Türkiye’nin Suriye hususunda güvenlik dışındaki en önemli gündem maddesi ise mültecilerdir. Mülteci meselesi güvenlik meselesiyle yakından ilişki içerisinde olmakla birlikte ekonomik boyutuyla da Türkiye’yi alakadar etmektedir. Nitekim Cumhurbaşkanı Erdoğan bugüne dek 35 milyar doların Türkiye’nin kendi cebinden harcandığını dikkatlere sunmuştur.
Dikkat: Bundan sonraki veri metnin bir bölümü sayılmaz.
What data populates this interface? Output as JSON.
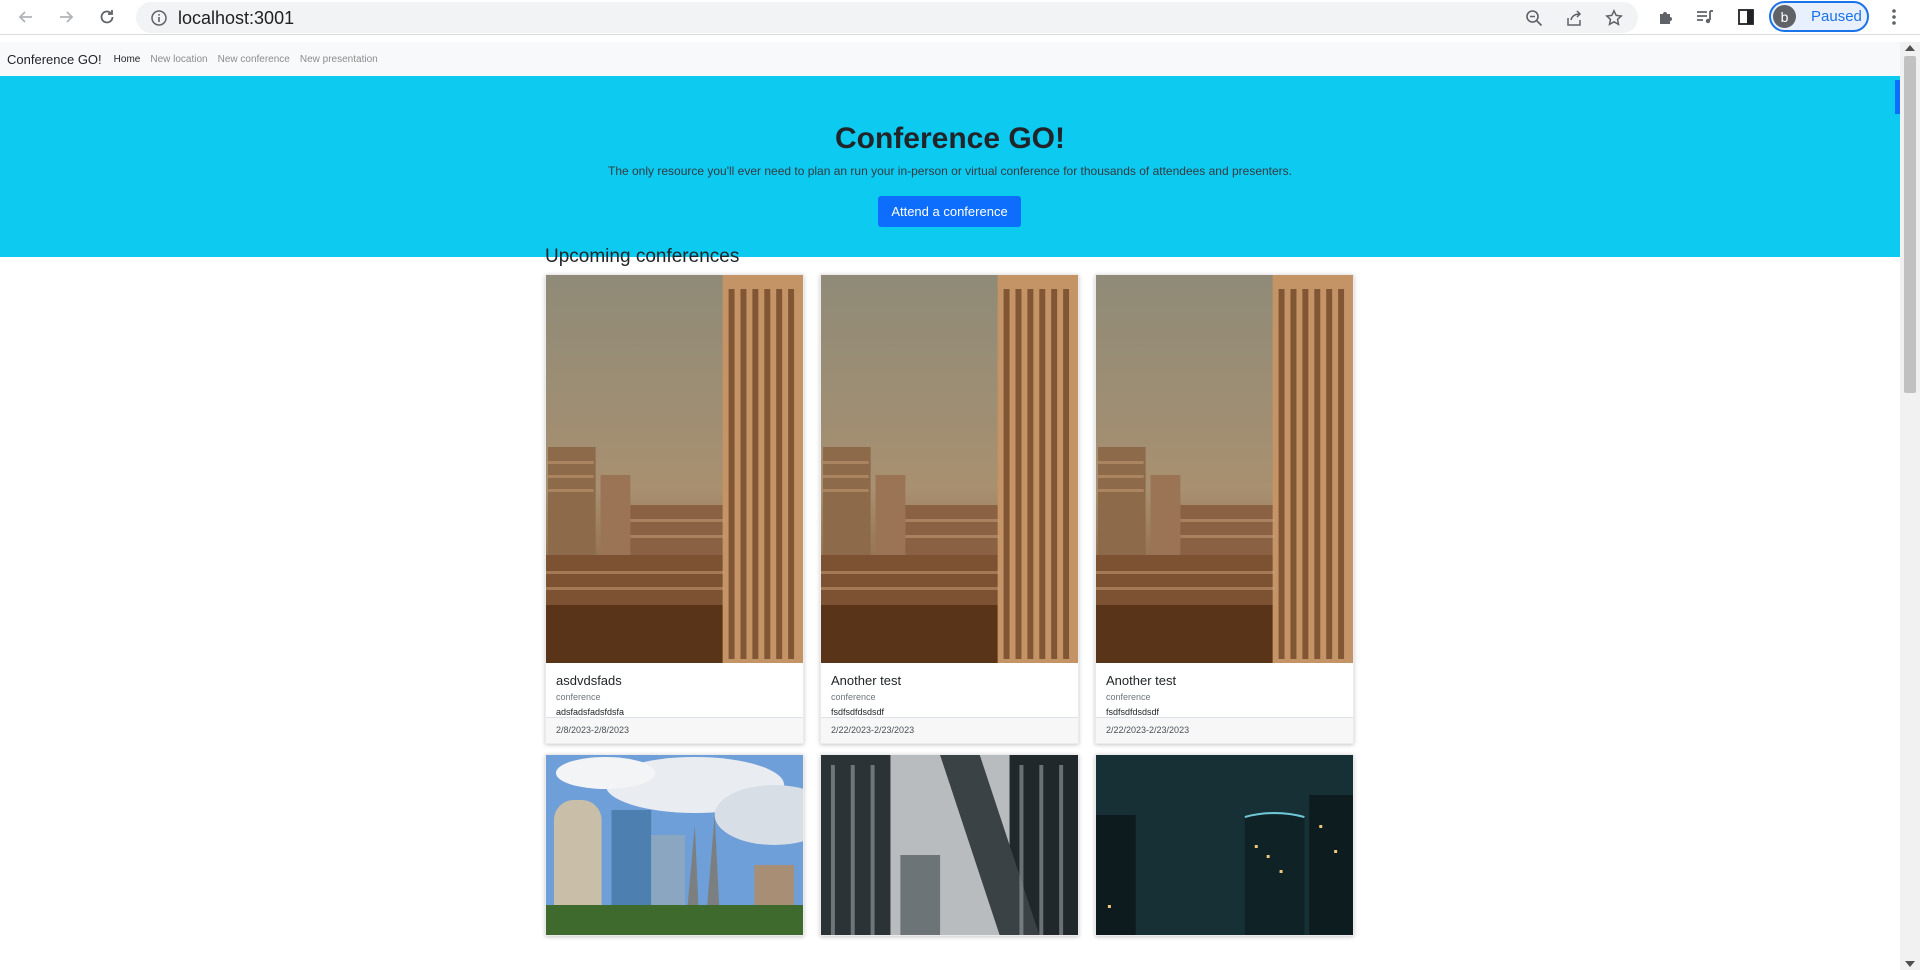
{
  "browser": {
    "url": "localhost:3001",
    "profile_initial": "b",
    "profile_status": "Paused"
  },
  "navbar": {
    "brand": "Conference GO!",
    "links": [
      "Home",
      "New location",
      "New conference",
      "New presentation"
    ],
    "active": "Home"
  },
  "hero": {
    "title": "Conference GO!",
    "subtitle": "The only resource you'll ever need to plan an run your in-person or virtual conference for thousands of attendees and presenters.",
    "cta_label": "Attend a conference",
    "bg_color": "#0dcaf0",
    "cta_color": "#0d6efd"
  },
  "main": {
    "heading": "Upcoming conferences",
    "conferences": [
      {
        "name": "asdvdsfads",
        "type": "conference",
        "description": "adsfadsfadsfdsfa",
        "dates": "2/8/2023-2/8/2023",
        "image": "sepia-highrise"
      },
      {
        "name": "Another test",
        "type": "conference",
        "description": "fsdfsdfdsdsdf",
        "dates": "2/22/2023-2/23/2023",
        "image": "sepia-highrise"
      },
      {
        "name": "Another test",
        "type": "conference",
        "description": "fsdfsdfdsdsdf",
        "dates": "2/22/2023-2/23/2023",
        "image": "sepia-highrise"
      }
    ],
    "more_cards": [
      {
        "image": "tampa-skyline"
      },
      {
        "image": "glass-towers"
      },
      {
        "image": "night-city"
      }
    ]
  }
}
Bu konuda verdiği sözleri tutmayan BM ve AB’yi de eleştiren Cumhurbaşkanı Erdoğan Suriye’de barışın inşa edilmesinin Suriyeli mültecilerin güven içerisinde evlerine dönmesinin koşulu olduğunu belirtmiştir. Aynı doğrultuda Körfez ülkelerini de eleştirilerinin hedefine koyan Cumhurbaşkanı Erdoğan bu ülkelerin silahlanma konusundaki harcamalarına karşılık mültecilere yönelik katkılarının olmadığının altını çizmiştir. Cumhurbaşkanı Erdoğan Türkiye’nin 3,6 milyon mülteciye ev sahipliği yaptığını, Fırat Kalkanı ve Zeytin Dalı harekatları neticesinde güvenliği sağlanan bölgelere de 310 bin mültecinin geri dönüşünün sağlandığını sözlerine eklemiştir.
Güvenli Bölge Önerisi
Soçi zirvesinde tüm taraflar kendi perspektiflerinden Suriye sorununa çözüm önerilerini sunmuşlardır. Bu anlamda Rusya ve İran, İdlib konusunu gündeme getirerek şehrin terörist unsurlardan tamamen temizlenmesi gerektiğini vurgulamıştır. Özellikle Putin’in İdlib’deki çatışmasızlığın “geçici bir çözüm” olduğuna dair sözleri yakın gelecekte şehre yönelik askeri operasyon yapılacağının habercisidir. Cumhurbaşkanı Erdoğan da İdlib konusunda Rusya ile yapılan iş birliği sonucunda sağlanan huzur ortamının korunması gerektiğini söyleyerek geçen yıl ilan edilen İdlib muhtırasını hatırlatmıştır. Erdoğan, İdlib’deki terörist unsurlara karşı kayıtsız kalınamayacağını ancak şehrin –Halep’te yaşandığı gibi– bir insanlık dramına sahne olmaması gerektiğini açıkça ifade etmiştir. Dolayısıyla Türkiye teröre karşı mücadele edilirken sivil halkın zarar görmemesi ve kontrollü olunması gerektiğine dair uyarılarını yinelemiştir.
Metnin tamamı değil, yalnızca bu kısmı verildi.